“Put up thy sword,” said Christ.
“Business is business! There is no sentiment in business! We must conquer the markets of the world,” say the capitalists.
And there is the parting of the ways for toads and men, for the time-server and the prophet, for the emasculate and the masculine.
In 1898 a certain man lived in a small western “city”—and took notes. A local company of working class volunteers was organized to go to Cuba to slaughter the working men in the Spanish army and thus secure greater opportunity for American capitalists. On the day of departure of the volunteer company the people, thousands of them, assembled on a wide public square, surrounding the local volunteers. Suddenly, when interest was intense, a high table was rushed to the center of the square, a banker thoughtfully assisting. Hastily a meek and lowly follower of the Peaceful Jesus—a preacher—took his place upon this table, his eyes flashing hate and his chest bulging heroically. All hats were off. All heads, but two, were bowed in prayer. With head erect and eyes open the preacher, in prayer, addressed—the audience. With his eyes to the sky, the preacher, praying, used the name of God and the ears of the people.
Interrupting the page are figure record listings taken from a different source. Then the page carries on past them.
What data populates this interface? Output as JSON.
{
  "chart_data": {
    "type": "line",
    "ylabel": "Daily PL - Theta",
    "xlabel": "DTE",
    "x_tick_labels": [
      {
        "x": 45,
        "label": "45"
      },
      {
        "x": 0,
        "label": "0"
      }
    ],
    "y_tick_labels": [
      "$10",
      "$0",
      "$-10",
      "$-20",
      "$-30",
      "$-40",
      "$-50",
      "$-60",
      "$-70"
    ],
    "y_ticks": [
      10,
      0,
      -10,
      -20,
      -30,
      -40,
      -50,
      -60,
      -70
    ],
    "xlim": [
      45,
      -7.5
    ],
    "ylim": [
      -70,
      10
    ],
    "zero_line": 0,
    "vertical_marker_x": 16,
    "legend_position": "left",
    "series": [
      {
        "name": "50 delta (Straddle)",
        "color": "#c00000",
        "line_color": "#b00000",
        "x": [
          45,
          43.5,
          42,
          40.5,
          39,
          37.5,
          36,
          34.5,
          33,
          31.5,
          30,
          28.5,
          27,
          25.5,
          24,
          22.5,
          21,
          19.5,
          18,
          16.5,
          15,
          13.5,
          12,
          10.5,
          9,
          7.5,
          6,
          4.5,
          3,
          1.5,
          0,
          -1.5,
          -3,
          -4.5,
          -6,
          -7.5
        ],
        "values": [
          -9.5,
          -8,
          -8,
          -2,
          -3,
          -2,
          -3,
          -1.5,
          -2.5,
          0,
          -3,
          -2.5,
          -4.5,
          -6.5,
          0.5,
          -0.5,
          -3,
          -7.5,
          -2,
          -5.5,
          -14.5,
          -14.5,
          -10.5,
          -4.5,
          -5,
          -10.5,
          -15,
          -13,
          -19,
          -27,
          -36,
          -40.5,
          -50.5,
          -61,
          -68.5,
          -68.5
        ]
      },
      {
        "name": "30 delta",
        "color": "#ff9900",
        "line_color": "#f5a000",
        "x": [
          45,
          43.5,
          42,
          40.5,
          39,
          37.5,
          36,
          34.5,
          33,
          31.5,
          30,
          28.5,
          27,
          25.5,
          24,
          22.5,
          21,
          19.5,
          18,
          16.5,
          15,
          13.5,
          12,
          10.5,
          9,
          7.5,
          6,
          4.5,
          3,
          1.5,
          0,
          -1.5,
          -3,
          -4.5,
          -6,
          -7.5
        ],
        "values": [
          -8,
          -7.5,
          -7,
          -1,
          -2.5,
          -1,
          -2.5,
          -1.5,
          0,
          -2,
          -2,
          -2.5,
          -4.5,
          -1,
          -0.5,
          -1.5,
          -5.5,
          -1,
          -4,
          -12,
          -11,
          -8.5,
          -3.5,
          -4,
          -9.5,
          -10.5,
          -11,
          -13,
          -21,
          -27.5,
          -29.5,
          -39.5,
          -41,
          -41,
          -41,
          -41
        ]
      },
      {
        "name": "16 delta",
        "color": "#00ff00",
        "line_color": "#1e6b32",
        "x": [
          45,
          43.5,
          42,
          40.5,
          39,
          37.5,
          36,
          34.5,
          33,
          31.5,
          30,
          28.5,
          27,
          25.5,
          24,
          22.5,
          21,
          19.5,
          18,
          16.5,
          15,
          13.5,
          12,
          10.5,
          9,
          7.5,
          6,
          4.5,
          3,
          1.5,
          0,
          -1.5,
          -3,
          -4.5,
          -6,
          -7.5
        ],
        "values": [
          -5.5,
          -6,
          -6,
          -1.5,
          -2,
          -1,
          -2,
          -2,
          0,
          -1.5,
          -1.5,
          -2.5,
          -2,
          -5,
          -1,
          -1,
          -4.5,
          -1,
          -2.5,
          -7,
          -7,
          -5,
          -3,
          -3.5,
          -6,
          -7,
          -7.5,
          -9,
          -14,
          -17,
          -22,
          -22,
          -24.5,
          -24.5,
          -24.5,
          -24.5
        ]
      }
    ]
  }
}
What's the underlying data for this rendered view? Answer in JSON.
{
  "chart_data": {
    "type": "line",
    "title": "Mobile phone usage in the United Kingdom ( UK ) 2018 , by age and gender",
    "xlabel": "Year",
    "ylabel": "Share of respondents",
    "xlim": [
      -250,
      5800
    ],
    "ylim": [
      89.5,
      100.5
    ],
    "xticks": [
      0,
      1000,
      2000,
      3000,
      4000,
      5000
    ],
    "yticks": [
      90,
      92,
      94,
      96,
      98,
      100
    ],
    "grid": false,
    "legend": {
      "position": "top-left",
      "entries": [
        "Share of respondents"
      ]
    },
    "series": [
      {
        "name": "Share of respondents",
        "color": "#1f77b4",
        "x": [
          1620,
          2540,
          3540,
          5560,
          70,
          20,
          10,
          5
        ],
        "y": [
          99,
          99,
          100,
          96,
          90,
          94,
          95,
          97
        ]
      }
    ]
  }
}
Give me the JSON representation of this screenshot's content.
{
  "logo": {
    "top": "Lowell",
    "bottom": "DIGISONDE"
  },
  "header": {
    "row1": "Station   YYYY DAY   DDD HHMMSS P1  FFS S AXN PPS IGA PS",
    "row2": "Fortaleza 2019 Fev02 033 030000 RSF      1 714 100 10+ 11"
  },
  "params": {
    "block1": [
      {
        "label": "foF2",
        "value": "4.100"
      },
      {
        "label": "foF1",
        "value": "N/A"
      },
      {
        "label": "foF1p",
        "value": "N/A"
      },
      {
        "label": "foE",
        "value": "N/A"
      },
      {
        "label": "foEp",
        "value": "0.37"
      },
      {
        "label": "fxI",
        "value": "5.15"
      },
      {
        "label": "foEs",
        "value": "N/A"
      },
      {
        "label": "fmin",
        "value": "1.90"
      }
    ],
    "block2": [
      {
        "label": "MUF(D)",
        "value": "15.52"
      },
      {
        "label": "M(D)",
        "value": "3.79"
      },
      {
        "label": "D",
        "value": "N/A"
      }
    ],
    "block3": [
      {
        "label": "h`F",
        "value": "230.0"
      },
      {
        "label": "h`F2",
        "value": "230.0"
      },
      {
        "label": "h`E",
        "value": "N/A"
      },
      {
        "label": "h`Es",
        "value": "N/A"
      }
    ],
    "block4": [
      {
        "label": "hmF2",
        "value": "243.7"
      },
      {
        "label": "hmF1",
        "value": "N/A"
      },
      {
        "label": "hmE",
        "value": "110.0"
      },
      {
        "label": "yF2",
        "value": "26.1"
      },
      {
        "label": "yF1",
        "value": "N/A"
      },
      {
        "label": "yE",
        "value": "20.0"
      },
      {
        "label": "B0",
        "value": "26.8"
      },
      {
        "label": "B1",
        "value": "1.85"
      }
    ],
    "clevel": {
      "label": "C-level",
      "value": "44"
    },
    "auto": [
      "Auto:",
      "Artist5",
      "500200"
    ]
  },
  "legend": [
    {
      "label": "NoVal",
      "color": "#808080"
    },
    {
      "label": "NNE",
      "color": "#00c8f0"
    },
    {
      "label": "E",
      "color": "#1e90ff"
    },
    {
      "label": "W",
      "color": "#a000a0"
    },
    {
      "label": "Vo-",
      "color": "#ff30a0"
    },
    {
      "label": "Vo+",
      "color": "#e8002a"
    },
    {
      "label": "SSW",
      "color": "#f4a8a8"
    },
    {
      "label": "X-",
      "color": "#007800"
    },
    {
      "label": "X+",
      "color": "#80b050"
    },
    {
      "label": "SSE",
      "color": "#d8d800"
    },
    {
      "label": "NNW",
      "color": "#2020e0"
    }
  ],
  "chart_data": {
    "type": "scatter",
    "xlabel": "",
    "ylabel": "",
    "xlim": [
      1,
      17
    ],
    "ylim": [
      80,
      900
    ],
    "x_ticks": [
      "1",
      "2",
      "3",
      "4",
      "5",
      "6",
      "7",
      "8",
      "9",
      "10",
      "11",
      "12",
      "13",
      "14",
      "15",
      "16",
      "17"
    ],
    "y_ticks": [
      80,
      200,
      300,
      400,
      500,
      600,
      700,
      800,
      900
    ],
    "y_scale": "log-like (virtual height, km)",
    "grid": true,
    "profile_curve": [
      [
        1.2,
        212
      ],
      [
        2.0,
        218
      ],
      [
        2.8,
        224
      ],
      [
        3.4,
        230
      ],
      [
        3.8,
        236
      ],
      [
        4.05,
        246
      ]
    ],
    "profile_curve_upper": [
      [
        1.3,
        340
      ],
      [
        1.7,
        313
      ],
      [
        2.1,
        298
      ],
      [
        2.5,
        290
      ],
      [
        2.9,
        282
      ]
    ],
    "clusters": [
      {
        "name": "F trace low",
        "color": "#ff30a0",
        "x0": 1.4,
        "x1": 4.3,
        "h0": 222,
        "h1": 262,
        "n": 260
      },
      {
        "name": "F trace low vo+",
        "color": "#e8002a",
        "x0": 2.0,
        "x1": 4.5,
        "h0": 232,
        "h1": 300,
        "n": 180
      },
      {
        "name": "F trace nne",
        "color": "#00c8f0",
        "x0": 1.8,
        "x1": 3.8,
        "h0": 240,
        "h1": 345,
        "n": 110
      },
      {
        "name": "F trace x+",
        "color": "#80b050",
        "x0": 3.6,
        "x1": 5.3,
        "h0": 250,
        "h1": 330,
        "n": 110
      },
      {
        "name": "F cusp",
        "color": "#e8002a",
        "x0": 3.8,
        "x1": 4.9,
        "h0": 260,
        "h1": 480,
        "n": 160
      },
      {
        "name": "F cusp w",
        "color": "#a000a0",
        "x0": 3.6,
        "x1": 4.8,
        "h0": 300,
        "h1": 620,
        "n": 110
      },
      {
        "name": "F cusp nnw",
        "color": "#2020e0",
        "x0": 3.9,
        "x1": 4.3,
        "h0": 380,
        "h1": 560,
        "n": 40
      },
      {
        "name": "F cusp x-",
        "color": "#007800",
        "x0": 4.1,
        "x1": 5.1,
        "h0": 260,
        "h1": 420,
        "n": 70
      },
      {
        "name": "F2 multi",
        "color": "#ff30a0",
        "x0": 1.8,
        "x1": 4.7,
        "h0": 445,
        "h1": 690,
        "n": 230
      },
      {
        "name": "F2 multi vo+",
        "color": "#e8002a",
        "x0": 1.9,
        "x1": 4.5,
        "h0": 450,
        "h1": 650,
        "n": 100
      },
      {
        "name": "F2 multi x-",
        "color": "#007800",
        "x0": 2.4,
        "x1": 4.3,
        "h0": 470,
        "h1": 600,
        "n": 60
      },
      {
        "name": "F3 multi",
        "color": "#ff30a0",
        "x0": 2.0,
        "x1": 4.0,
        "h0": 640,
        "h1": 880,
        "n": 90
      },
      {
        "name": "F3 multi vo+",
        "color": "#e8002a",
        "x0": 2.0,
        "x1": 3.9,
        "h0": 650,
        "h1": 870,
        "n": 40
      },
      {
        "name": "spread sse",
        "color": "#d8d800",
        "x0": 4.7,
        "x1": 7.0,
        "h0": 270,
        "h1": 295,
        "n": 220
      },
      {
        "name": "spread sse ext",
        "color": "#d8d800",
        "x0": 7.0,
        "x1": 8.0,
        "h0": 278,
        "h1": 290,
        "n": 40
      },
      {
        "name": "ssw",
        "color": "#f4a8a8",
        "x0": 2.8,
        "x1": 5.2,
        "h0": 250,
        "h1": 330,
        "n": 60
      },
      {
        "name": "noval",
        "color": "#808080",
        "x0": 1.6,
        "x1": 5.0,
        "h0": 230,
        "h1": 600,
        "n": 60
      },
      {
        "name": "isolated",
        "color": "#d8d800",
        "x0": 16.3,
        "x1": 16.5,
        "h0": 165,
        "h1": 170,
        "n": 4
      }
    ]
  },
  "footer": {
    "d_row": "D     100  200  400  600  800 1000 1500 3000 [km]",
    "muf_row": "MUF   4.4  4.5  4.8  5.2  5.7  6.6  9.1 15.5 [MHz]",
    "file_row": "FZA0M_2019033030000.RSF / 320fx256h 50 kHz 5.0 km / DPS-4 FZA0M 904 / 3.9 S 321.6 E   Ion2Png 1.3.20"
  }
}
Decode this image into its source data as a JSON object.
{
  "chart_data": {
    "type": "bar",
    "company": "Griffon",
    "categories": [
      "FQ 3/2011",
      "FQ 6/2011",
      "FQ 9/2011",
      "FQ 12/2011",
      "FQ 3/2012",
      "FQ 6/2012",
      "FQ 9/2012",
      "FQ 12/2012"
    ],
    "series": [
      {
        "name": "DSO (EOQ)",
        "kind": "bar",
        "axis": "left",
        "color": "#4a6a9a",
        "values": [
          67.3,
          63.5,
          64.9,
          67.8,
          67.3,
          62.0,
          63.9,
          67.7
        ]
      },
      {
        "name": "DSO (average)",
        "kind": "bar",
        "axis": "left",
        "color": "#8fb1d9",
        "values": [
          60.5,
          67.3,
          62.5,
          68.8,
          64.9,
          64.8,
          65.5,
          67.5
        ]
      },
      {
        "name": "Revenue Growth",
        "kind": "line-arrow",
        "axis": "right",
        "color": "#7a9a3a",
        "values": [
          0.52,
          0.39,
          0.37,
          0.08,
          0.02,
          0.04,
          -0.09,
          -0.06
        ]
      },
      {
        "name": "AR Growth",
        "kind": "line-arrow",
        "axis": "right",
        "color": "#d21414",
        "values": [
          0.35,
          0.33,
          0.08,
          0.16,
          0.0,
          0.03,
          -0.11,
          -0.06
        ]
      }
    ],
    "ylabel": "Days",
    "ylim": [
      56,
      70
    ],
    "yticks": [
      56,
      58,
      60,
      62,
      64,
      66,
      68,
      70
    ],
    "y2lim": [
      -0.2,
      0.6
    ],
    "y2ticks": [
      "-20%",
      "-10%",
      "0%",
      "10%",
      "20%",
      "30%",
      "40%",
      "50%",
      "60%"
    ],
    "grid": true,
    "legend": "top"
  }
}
There was no “praying in secret” about that “eloquent effort.” The prayer was “powerful.” That prayer was an assault—an assault upon the finest sentiments that bloom in the human heart, the sentiments of the brotherhood of man.
But what of that? “Business is business.”
That eloquent prayer electrified the vast audience. The preacher became an incendiary—he committed arson. His ferocious rhetoric set on fire the gullible souls of young men, humble women, innocent small boys and tender little girls. With crafty eloquence he petted the working class volunteers till they stood more erect in manly pride and licked their lips for the blood of almost equally ignorant Spanish working men; with flattering phrases he seductively praised the plain women who bore these “brave boys” now ready to butcher, praised them till these gentle, humble mothers were warm with an elation known only to mothers of strong men, praised them till they were keen with a savage gladness that they had borne these men now burning to slaughter humble toilers from the working class homes in Spain. With artful power of phrase and voice the preacher praised the small boys present, praying for “more brave boys in future years to stand by the flag”—caressed them thus till the poor little fellows longed to be men in order that they too might rend the flesh of humble working-class men in war—somewhere, anywhere, somehow, sometime. And then with cunning suggestiveness and with vulgar boldness this handsome panderer to capitalist masters rudely invaded the holy of holies, the innocent imagination of tender little girls present, brutally outraged the sacred instincts of kindness natural to these dainty little maids till these young doll-lovers were half excited with a dim but horrible hope, till their faces flushed in anticipation of the patriotic part they too in future years might have in sending their assassin sons to the front.
The prayer ended. The preacher rolled his fine dark eyes and fervently bellowed, “Amen!”
He had done his work. He had played his part. Souls had been branded. Human brotherhood had been suffocated in the hearts of gullible working men—strangled with elegant (and pious) eloquence.
Then the thousands of humble working class people moved off, “hoofing it,” marching behind the soldiers to the railway station. A half dozen bankers, a dozen lawyers, and many other “leading business men” lingered, left their carriages, surrounded the preacher and congratulated him on his “splendid effort”;—and that was part of his pay for his eloquent ferocity. Well-dressed women of the “best families in the city” gave the preacher their gloved right hands and practically embraced him with the virtuous and caressing fondness in their eyes;—and that was part of his pay for scarring the souls of men, women, and little children with the branding-iron of Old Testament ferocity. That savage prayer made him more popular in the city;—and that was part of his pay for his noble ferocity. He was now more secure in his job;—and that was part of his pay for his ecclesiastical buncombe and flap-doodle,—for his jungle growl of civilized ferocity. The collections were for some time larger in his church;—and that, yea, that also, was part of his pay for serving the cash-register and thus playing the rôle of betrayer of the Prince of Peace.
The handsome preacher had performed a miracle. He had so fixedly riveted the attention of the “brave boys” upon the Spaniards that the gullible volunteers noticed nothing strange in the fact that strong, healthy bankers, lawyers, merchants and preachers (patriots all of them of course)—with the stealthy quiet of a cat on a carpet—remained at home just at the very time when “great deeds of glory and patriotism” and manly heroism were to be done.